Speaking of golf, this is the weekend of the Masters at Augusta. It doesn’t look like the weather there is going to be very good, though. A lot of young players are capable of winning this one. I think that Jason Day, Jordan Spieth and Bubba Watson have good chances to win the green jacket this year. We’ll see! (I am drafting this before it begins!)
This week also was the conclusion of the NCAA men’s and women’s basketball tournaments. UNC and Villanova had a great game and an exciting last 5 seconds in the men’s and the UCONN Lady Huskies swept their way to their fourth national title in a row. What a team this is/was!
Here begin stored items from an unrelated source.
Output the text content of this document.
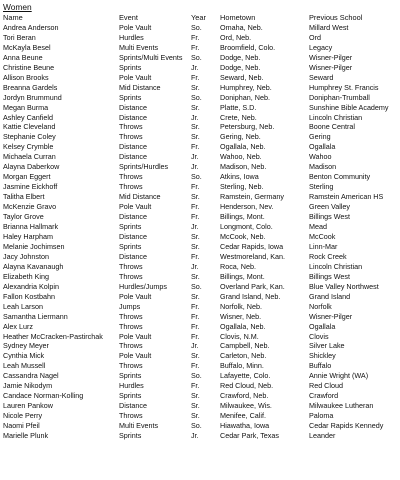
Women
Name	Event	Year	Hometown	Previous School
Andrea Anderson	Pole Vault	So.	Omaha, Neb.	Millard West
Tori Beran	Hurdles	Fr.	Ord, Neb.	Ord
McKayla Besel	Multi Events	Fr.	Broomfield, Colo.	Legacy
Anna Beune	Sprints/Multi Events	So.	Dodge, Neb.	Wisner-Pilger
Christine Beune	Sprints	Jr.	Dodge, Neb.	Wisner-Pilger
Allison Brooks	Pole Vault	Fr.	Seward, Neb.	Seward
Breanna Gardels	Mid Distance	Sr.	Humphrey, Neb.	Humphrey St. Francis
Jordyn Brummund	Sprints	So.	Doniphan, Neb.	Doniphan-Trumball
Megan Burma	Distance	Sr.	Platte, S.D.	Sunshine Bible Academy
Ashley Canfield	Distance	Jr.	Crete, Neb.	Lincoln Christian
Kattie Cleveland	Throws	Sr.	Petersburg, Neb.	Boone Central
Stephanie Coley	Throws	Sr.	Gering, Neb.	Gering
Kelsey Crymble	Distance	Fr.	Ogallala, Neb.	Ogallala
Michaela Curran	Distance	Jr.	Wahoo, Neb.	Wahoo
Alayna Daberkow	Sprints/Hurdles	Jr.	Madison, Neb.	Madison
Morgan Eggert	Throws	So.	Atkins, Iowa	Benton Community
Jasmine Eickhoff	Throws	Fr.	Sterling, Neb.	Sterling
Talitha Elbert	Mid Distance	Sr.	Ramstein, Germany	Ramstein American HS
McKenzie Gravo	Pole Vault	Fr.	Henderson, Nev.	Green Valley
Taylor Grove	Distance	Fr.	Billings, Mont.	Billings West
Brianna Hallmark	Sprints	Jr.	Longmont, Colo.	Mead
Haley Harpham	Distance	Sr.	McCook, Neb.	McCook
Melanie Jochimsen	Sprints	Sr.	Cedar Rapids, Iowa	Linn-Mar
Jacy Johnston	Distance	Fr.	Westmoreland, Kan.	Rock Creek
Alayna Kavanaugh	Throws	Jr.	Roca, Neb.	Lincoln Christian
Elizabeth King	Throws	Sr.	Billings, Mont.	Billings West
Alexandria Kolpin	Hurdles/Jumps	So.	Overland Park, Kan.	Blue Valley Northwest
Fallon Kostbahn	Pole Vault	Sr.	Grand Island, Neb.	Grand Island
Leah Larson	Jumps	Fr.	Norfolk, Neb.	Norfolk
Samantha Liermann	Throws	Fr.	Wisner, Neb.	Wisner-Pilger
Alex Lurz	Throws	Fr.	Ogallala, Neb.	Ogallala
Heather McCracken-Pastirchak	Pole Vault	Fr.	Clovis, N.M.	Clovis
Sydney Meyer	Throws	Jr.	Campbell, Neb.	Silver Lake
Cynthia Mick	Pole Vault	Sr.	Carleton, Neb.	Shickley
Leah Mussell	Throws	Fr.	Buffalo, Minn.	Buffalo
Cassandra Nagel	Sprints	So.	Lafayette, Colo.	Annie Wright (WA)
Jamie Nikodym	Hurdles	Fr.	Red Cloud, Neb.	Red Cloud
Candace Norman-Kolling	Sprints	Sr.	Crawford, Neb.	Crawford
Lauren Pankow	Distance	Sr.	Milwaukee, Wis.	Milwaukee Lutheran
Nicole Perry	Throws	Sr.	Menifee, Calif.	Paloma
Naomi Pfeil	Multi Events	So.	Hiawatha, Iowa	Cedar Rapids Kennedy
Marielle Plunk	Sprints	Jr.	Cedar Park, Texas	Leander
Just want to thank the following family and friends for their hospitality during my trip south: Joya and Chris; Jill and Richard; Dave and Robyn; Dale and Marie; Evelyn; Bill and Cynthia; Bill and Phyllis; Peter; Martha; Kevin and Pat; and Jonathan. It was a great trip! I put about 3,600 miles on my Honda Accord, which now has 105,000 miles on it. But it was nice to only have to spend under $2 per gallon of gas (errrr, I mean petrol).
The local ski areas have closed and I’m looking forward to getting out on my bike, as well as on the local golf course.
I’m thinking and hoping that the mud season this year won’t be too bad. Have my fingers crossed!
Time to wish older brother Nate a happy birthday on Saturday the 9th!